Today the Bay Area’s total employment of 3,353,600 as of the end of March still reflects job growth, with102,600 workers added from March 2015 through March 2016.

The Bay Area’s skyrocketing tech layoffs reflect a transformation in the sector, said Stephen Levy, director of the Palo Alto-based Center for Continuing Study of the California Economy.

“We are being increasingly driven by the growth of the large companies,” Levy said. “What you did not see on the list is layoffs from Apple or Google or Facebook or LinkedIn … which are all expanding. This is the era of the large companies.”

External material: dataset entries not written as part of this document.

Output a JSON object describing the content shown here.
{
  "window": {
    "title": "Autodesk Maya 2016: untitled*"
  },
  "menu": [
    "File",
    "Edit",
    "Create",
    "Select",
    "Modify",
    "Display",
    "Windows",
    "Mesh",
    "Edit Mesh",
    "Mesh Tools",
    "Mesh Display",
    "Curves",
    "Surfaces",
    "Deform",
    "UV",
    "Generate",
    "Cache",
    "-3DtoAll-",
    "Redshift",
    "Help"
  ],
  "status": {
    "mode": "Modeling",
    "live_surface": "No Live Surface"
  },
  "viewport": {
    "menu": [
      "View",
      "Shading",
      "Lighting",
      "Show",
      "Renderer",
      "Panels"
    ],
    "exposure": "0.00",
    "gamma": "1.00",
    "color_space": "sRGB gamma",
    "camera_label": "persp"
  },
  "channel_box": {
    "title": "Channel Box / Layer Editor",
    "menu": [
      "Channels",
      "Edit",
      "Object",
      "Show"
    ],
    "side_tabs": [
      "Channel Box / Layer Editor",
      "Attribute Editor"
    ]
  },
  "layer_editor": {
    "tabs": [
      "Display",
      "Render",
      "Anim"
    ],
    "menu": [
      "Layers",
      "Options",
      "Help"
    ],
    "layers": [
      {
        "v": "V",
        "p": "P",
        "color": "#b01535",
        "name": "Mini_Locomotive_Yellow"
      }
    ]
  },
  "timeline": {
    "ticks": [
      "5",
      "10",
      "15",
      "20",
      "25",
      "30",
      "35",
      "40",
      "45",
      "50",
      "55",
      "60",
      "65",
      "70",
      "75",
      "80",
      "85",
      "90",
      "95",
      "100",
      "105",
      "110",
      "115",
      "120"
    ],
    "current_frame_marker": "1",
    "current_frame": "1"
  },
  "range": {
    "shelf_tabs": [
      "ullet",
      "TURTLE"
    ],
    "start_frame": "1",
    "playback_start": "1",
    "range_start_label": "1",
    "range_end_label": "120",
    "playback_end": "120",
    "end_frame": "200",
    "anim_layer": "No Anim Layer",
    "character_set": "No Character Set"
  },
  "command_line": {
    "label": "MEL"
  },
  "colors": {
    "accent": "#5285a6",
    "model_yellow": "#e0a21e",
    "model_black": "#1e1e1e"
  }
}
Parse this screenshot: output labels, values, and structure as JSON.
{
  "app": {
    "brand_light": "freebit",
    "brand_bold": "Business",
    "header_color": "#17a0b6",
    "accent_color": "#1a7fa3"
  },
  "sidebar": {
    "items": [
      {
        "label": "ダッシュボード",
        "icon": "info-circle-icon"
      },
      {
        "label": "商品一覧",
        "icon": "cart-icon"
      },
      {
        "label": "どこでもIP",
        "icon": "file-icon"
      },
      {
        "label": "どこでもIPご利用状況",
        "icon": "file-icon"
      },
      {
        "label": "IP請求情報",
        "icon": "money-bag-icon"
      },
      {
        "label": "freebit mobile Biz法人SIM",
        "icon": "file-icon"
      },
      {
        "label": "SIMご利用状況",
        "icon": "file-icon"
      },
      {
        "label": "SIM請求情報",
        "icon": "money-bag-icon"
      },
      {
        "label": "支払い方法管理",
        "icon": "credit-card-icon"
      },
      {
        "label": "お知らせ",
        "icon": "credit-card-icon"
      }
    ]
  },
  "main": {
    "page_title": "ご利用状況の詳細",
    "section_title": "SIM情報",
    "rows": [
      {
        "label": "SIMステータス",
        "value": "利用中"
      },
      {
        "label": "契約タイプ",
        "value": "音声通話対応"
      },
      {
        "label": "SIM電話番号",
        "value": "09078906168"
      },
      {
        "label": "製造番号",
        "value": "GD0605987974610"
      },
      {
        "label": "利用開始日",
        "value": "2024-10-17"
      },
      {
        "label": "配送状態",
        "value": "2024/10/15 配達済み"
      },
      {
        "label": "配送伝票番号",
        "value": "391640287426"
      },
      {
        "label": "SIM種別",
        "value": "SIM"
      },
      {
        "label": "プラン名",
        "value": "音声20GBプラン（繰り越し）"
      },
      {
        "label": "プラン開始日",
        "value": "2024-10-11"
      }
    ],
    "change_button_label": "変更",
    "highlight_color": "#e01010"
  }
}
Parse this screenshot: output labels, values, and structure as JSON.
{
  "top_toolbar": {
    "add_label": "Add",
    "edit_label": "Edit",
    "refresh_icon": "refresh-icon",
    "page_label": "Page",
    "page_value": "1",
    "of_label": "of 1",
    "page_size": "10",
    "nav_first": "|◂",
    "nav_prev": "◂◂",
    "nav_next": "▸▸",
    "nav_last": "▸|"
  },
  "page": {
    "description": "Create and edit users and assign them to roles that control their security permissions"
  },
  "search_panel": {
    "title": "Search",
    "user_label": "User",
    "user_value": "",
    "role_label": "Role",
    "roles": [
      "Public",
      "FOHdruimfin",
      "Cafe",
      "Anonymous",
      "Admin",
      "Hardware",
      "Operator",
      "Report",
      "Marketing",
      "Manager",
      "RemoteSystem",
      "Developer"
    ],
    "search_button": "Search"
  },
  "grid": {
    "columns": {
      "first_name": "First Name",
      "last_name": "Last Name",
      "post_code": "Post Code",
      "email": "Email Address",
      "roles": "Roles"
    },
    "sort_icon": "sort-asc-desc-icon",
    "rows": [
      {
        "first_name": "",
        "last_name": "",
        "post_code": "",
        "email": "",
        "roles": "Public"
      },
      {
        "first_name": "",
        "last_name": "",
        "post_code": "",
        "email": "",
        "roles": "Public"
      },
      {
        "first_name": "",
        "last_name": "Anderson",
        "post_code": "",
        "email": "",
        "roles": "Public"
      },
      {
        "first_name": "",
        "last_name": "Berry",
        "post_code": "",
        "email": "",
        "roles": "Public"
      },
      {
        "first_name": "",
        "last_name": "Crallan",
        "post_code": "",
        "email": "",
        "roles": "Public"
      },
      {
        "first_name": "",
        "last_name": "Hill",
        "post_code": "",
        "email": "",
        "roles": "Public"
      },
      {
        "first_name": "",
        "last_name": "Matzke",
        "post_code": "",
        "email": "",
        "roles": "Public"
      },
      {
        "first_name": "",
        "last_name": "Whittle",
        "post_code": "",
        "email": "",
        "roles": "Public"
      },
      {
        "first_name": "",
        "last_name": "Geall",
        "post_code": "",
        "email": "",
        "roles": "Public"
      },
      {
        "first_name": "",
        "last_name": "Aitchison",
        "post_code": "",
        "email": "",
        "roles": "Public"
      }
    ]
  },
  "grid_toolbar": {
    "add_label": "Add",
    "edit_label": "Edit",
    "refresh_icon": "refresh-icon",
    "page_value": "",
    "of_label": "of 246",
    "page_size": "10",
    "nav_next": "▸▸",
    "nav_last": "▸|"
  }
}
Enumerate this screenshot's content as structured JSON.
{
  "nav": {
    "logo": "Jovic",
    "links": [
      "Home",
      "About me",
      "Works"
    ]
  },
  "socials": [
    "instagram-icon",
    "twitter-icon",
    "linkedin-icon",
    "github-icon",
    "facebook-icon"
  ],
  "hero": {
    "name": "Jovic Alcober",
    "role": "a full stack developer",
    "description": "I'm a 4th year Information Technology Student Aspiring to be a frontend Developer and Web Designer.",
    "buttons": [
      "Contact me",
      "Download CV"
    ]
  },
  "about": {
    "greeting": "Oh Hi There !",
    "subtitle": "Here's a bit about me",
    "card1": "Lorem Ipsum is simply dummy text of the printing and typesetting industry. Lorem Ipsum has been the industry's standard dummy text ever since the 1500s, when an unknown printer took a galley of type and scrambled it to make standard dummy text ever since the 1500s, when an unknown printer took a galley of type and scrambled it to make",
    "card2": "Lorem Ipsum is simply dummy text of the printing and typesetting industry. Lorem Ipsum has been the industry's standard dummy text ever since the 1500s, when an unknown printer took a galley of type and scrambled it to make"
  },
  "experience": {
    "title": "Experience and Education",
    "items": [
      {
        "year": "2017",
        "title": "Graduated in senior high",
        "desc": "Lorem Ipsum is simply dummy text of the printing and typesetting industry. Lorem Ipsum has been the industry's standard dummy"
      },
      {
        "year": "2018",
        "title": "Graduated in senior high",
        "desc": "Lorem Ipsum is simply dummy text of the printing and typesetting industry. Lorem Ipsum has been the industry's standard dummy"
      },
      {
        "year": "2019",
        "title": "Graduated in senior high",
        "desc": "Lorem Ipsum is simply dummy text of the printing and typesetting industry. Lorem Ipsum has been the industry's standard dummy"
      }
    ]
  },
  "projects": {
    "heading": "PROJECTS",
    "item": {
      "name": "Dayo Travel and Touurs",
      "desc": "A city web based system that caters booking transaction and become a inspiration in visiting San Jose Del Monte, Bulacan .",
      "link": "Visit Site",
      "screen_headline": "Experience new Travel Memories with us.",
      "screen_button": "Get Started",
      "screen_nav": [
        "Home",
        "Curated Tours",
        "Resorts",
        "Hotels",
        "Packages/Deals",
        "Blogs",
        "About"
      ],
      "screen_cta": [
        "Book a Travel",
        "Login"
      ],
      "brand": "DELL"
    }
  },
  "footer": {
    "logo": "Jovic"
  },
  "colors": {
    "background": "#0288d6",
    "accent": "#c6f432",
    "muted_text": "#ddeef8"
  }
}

As 2016 progresses, smaller tech firms are caught up in a Darwinian brawl, Levy suggested. “Those who have not kept up with their industries’ trends are facing layoffs,” Levy said. “It’s an indication of churn in an increasingly competitive and volatile sector that’s doing well overall.”

Adding to the layoff total are mergers and acquisitions, Levy said. Global tech M&A rose to its highest level ever last year and this year broke year-to-date records by March, according to financial markets platform Dealogic. In May 2015, Singapore-based electronics and chip firm Avago announced the purchase of Irvine chipmaker Broadcom and in January filed with California to lay off 147 workers in Santa Clara, 33 in San Jose and 689 in Irvine.

Wells Fargo’s Vitner cited additional factors that are fueling job cuts and slowing employment growth in the region. Manufacturers in the tech sector aren’t selling as much to China amid that country’s economic troubles, Vitner said. And intensified competition among private companies for funding is leading many to focus on profitability. “In the past, it was all about growth,” he said.

Vitner noted that the WARN Act filings don’t capture jobs lost through attrition. “There is a lot of that,” Vitner said. “When businesses begin to clamp down on costs, one of the first things they do is say, ‘Let’s put in a hiring freeze.’ I feel pretty certain that if you had a pickup in layoffs, then hiring slowed ahead of that.”

More layoffs are ahead. Bay Area tech firms have filed notices for layoffs of more than 700 workers in coming months, including 109 at IBM in San Jose; 204 at Fremont electronics manufacturer Plexus; 71 at Western Digital in San Jose; and 59 at Lockheed Martin in San Jose. Santa Clara’s Intel announced last month it would cut 12,000 jobs globally, and filed notice less than a week later that 296 workers in Santa Clara will be let go effective May 31.